После тысячи объятий и целований они расстались. Саша сказал, что догонит мать за заставою, и Зембина, которая уже совсем была готова к отъезду, тотчас же собралась в дорогу.

Половина Москвы выезжала тогда по всевозможным направлениям, кроме Смоленской дороги. Одна Зембина, не думая ни о каких опасностях, отправилась через Дорогомиловскую заставу. Толпы черни, сопровождавшей обыкновенно криками и насмешками всех выезжающих, молчали при виде кареты и двух кибиток Зембиной, которые тянулись навстречу приближающемуся неприятелю. Это было для них необыкновенное явление, которое внушало уважение и удивление. Зембина, конечно, ничего не замечала. Какое ей было дело до неприятелей и опасностей! Она видела своего сына – и снова ожидала его. Любимая горничная и ключница, которые всегда в подобных вояжах ездили с барынею в карете, пересажены были в кибитку до первой станции, для того, чтоб матери два часа провести наедине с Сашею. Зембина никак не ожидала, что Саша готовит ей нечаянность столь же странную, сколько и печальную. Не более версты проехала она, миновав Дорогомиловскую заставу, как вдруг услышала голос Саши, спрашивавший у задней кибитки: не это ли карета Веры Николаевны Зембиной?

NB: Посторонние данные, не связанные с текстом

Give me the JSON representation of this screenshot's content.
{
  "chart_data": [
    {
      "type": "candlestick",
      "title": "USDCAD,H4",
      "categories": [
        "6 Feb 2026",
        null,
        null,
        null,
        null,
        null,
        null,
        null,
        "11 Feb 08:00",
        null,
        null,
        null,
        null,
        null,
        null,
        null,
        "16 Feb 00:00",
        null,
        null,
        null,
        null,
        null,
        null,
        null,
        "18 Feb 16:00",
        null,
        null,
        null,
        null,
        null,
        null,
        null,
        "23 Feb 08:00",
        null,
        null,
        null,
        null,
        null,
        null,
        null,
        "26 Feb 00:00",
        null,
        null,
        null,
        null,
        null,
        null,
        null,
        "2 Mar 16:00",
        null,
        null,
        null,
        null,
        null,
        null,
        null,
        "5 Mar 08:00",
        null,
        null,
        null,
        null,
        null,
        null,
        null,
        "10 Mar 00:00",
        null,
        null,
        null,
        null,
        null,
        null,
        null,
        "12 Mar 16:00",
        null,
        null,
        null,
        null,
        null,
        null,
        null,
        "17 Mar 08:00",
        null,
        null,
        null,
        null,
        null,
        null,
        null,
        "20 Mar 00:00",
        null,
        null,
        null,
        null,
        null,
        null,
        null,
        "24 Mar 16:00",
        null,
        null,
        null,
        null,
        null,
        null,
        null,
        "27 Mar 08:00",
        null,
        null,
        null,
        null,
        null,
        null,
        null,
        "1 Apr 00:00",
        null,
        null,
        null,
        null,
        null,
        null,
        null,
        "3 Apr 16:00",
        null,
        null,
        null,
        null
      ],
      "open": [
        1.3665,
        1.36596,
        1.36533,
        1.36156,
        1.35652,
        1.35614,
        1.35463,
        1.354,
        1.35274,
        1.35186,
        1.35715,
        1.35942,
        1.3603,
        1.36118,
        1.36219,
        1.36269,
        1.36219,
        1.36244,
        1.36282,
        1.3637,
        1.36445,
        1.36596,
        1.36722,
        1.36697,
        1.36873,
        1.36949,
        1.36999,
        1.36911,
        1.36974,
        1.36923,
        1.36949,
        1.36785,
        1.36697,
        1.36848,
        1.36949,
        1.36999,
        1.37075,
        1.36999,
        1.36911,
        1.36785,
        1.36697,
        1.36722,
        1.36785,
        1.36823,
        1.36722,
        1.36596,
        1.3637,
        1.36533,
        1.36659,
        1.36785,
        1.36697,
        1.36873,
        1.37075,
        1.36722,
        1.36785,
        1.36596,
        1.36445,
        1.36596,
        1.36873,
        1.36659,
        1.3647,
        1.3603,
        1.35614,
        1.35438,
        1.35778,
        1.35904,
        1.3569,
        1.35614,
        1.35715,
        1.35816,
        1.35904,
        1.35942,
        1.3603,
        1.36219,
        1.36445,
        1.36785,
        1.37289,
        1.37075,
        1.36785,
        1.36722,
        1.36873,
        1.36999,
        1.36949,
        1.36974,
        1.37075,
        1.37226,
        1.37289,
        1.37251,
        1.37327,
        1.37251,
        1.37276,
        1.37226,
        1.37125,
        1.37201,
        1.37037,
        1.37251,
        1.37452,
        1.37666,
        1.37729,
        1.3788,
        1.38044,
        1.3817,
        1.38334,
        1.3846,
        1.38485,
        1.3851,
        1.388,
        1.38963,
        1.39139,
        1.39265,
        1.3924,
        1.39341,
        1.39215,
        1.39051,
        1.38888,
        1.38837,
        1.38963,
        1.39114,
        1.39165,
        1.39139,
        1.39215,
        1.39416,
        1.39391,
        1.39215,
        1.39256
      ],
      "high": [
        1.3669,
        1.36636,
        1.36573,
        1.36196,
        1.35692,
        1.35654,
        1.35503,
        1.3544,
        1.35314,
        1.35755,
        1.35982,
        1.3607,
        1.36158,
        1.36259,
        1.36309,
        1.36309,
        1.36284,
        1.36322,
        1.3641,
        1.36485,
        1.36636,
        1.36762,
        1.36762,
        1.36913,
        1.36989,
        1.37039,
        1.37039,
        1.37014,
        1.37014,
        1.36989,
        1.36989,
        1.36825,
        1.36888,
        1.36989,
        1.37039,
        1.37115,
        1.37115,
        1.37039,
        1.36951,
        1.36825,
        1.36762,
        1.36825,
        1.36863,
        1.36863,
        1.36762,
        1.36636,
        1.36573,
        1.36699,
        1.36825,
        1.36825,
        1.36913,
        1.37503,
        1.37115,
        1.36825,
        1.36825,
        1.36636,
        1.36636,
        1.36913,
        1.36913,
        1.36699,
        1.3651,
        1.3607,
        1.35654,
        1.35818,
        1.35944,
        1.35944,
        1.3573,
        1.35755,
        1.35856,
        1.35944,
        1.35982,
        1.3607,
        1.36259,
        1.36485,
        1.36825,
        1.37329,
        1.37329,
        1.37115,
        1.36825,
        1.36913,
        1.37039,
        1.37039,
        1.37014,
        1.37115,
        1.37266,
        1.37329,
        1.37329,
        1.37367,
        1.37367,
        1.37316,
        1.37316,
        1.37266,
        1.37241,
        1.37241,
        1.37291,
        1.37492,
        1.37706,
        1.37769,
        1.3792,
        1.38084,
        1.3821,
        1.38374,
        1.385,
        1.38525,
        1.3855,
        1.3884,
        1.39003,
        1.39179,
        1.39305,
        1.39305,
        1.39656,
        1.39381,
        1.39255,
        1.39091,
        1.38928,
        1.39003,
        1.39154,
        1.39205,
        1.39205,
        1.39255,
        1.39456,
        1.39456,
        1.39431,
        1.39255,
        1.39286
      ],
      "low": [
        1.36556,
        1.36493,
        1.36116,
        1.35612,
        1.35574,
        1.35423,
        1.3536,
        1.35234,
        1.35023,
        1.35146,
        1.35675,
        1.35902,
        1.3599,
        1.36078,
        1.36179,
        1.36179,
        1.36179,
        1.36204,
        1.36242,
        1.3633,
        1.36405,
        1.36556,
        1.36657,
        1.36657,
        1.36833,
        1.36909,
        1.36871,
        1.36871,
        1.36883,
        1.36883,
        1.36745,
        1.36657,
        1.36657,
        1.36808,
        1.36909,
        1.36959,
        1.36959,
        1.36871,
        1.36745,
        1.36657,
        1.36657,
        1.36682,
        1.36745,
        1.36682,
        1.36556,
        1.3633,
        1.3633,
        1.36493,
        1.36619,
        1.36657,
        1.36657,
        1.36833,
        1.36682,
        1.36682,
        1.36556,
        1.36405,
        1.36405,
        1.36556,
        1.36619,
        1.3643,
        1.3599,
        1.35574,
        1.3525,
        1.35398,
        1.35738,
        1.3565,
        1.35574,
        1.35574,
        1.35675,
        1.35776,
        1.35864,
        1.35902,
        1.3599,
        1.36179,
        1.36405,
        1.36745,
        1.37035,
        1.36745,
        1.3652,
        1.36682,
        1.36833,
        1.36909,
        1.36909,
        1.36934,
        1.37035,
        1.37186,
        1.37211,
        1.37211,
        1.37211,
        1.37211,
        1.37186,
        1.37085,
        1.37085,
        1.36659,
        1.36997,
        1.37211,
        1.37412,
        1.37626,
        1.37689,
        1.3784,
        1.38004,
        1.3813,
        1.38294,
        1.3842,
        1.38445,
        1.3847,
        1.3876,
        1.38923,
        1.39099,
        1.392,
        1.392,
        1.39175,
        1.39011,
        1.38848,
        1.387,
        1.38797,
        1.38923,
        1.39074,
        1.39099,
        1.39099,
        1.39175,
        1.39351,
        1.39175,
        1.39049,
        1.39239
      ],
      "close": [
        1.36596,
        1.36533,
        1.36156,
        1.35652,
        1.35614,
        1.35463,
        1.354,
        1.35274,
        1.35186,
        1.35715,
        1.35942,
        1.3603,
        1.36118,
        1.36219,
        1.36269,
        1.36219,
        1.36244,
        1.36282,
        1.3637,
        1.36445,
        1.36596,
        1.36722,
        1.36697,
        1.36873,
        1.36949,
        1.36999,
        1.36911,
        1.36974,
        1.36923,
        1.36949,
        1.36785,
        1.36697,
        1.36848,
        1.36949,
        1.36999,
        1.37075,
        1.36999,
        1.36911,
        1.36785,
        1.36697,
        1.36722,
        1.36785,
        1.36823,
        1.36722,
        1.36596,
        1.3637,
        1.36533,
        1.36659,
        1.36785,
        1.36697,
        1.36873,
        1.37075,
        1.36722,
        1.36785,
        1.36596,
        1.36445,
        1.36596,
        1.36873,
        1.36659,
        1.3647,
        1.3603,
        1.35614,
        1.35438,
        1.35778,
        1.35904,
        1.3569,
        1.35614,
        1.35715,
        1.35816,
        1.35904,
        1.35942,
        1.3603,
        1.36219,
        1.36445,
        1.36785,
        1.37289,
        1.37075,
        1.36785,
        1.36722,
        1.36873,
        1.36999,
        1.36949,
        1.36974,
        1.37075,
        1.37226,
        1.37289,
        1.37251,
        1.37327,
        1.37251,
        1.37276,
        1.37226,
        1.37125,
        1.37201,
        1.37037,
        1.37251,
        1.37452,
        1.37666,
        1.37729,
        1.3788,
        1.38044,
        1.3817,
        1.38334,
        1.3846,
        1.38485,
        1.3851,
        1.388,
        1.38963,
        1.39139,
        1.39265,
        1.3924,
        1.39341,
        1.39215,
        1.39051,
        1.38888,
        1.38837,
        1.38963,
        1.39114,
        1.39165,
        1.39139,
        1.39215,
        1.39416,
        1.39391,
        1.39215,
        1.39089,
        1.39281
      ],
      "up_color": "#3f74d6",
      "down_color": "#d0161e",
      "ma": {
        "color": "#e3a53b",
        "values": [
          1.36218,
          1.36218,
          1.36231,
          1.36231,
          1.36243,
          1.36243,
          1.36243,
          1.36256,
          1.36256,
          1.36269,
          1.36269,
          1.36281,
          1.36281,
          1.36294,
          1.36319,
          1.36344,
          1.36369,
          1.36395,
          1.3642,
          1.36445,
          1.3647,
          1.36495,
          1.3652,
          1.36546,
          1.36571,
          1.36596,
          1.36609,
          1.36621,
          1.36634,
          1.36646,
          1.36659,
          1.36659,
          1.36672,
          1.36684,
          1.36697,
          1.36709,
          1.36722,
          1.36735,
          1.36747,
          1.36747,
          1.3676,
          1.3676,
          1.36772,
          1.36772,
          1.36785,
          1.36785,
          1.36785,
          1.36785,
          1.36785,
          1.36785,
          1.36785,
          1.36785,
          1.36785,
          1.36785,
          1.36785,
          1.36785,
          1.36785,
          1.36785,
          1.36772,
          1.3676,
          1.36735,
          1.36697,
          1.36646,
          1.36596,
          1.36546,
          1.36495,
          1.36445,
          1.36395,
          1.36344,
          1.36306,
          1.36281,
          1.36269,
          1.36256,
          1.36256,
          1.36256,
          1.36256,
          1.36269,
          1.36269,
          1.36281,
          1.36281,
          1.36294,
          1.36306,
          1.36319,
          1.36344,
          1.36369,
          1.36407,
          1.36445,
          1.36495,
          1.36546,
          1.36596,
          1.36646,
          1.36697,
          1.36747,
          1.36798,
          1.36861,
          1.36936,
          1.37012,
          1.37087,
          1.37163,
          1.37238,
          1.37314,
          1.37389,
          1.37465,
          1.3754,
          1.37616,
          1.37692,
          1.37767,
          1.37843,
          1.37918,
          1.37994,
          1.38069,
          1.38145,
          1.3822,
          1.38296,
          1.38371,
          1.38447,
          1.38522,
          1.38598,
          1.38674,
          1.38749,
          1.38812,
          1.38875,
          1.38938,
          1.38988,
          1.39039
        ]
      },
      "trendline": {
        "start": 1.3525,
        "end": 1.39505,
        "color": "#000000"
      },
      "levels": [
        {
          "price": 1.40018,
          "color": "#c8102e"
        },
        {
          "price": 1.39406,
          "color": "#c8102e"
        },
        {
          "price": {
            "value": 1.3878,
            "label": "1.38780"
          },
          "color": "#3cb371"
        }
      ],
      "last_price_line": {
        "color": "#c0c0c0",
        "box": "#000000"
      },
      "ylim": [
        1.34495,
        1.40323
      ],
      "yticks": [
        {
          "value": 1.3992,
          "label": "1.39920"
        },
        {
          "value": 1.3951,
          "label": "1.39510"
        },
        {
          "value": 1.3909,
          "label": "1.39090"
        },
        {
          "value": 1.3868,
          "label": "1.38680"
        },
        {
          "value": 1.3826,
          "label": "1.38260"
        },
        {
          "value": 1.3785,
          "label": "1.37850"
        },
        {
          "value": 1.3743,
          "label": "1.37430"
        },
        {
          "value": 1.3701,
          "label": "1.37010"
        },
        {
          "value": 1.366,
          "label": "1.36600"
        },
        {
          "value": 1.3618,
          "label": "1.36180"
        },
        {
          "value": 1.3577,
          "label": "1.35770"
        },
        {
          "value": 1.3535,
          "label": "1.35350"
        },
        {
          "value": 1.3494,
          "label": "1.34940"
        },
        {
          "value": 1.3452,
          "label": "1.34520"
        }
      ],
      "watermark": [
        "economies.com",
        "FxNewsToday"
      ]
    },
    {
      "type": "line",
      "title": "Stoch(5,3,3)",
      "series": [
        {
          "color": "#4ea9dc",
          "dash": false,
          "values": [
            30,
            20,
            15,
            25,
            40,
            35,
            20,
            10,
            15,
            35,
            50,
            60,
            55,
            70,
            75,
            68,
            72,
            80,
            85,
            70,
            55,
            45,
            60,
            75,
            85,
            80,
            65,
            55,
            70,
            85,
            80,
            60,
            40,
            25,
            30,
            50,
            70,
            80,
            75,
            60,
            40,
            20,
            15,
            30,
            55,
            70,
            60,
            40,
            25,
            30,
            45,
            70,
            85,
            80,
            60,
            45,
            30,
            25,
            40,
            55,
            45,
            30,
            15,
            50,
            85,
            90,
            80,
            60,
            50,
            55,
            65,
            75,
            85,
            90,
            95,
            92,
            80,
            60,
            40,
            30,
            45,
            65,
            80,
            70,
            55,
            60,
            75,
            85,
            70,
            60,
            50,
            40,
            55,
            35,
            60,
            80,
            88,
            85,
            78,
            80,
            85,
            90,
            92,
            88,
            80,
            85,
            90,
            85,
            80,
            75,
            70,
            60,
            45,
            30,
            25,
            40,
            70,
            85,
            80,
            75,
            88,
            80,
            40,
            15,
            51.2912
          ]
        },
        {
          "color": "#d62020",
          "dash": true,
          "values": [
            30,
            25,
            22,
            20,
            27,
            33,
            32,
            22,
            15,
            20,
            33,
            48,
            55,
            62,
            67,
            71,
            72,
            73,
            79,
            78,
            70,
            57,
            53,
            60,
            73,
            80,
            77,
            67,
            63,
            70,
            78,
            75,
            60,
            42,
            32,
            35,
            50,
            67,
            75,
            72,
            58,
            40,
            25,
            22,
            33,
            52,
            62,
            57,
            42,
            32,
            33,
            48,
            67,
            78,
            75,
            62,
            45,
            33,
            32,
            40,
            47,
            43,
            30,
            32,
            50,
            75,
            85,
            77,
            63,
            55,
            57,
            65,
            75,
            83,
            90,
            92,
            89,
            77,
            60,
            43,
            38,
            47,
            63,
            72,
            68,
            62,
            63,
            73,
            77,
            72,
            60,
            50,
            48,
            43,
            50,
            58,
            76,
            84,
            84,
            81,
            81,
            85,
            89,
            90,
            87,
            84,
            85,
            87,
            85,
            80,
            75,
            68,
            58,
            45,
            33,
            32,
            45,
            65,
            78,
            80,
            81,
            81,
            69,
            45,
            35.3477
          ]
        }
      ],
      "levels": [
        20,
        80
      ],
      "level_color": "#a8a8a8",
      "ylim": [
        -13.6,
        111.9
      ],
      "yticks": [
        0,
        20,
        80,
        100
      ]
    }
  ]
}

С восторгом и нетерпением бросилась она к окну и закричала кучеру, чтоб он остановился, чтоб отпер дверцы… Каково же было ее изумление, когда к дверцам подошла молодая, прелестная девушка, одетая в щегольское дорожное платье, и просила у ней позволение ехать с нею вместе. Эта девушка был Саша, переодетый в женское платье.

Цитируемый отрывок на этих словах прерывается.